Among Delphi expert panel responses, adalimumab emerged as a drug with long-term sustained effectiveness in PsA and PsO. Moreover, the cost-effectiveness of adalimumab is a significant factor when considering treatment options for PsO and PsA. Therefore, the cumulative results of this study suggest that adalimumab offers a suitable first-line treatment for patients with PsO/PsA, offering an effective therapeutic option with an established long-term, risk/benefit profile. The panel also strongly agreed that adalimumab may be first choice for specific PsO and PsA subpopulations such as those with comorbid uveitis, IBD or hidradenitis suppurativa. The use of adalimumab in PsA patients with predominant enthesitis, and/ or peripheral arthritis, and/or axial involvement achieved a high agreement among the Board and expert panel.

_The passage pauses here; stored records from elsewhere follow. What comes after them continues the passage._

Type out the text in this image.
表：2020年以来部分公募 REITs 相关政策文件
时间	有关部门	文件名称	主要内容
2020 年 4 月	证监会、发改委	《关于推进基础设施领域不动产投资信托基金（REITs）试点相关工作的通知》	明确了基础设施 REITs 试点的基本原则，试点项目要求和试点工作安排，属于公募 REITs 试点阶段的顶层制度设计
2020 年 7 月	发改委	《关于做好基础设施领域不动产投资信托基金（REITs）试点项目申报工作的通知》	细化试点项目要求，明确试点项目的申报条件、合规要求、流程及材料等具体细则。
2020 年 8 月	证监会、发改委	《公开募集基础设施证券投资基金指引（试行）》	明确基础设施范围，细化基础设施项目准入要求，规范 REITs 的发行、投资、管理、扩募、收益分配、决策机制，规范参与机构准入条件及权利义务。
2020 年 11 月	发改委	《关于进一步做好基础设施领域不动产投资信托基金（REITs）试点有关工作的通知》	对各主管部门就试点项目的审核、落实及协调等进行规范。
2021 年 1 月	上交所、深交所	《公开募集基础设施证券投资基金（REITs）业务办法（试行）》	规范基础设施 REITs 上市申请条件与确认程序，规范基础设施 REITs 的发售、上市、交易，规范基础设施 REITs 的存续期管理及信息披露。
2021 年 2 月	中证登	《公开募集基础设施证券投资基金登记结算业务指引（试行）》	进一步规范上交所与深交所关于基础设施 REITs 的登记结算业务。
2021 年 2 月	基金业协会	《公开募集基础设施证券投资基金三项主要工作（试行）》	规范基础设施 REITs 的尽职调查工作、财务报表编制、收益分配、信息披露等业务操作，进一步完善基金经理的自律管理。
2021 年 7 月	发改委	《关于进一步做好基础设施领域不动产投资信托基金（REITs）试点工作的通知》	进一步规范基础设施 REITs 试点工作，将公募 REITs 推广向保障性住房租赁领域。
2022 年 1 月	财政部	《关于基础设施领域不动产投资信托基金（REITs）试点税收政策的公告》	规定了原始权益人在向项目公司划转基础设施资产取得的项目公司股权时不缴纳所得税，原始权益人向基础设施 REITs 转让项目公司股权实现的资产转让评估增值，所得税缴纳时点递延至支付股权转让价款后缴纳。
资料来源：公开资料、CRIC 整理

In conclusion, the results of this Delphi exercise indicate the need to bridge the gap between patients’ expectations and physicians’ objectives, with a focus on improving the quality of life and personalized treatment of patients with PsO and PsA. Given the cost-effectiveness of biosimilars in Italy, adalimumab may represent an effective and safe first-line treatment for patients with moderate-to-severe PsO or PsA, as well as patients suffering from non-musculoskeletal symptoms affecting the gut (IBD) or the eyes (uveitis).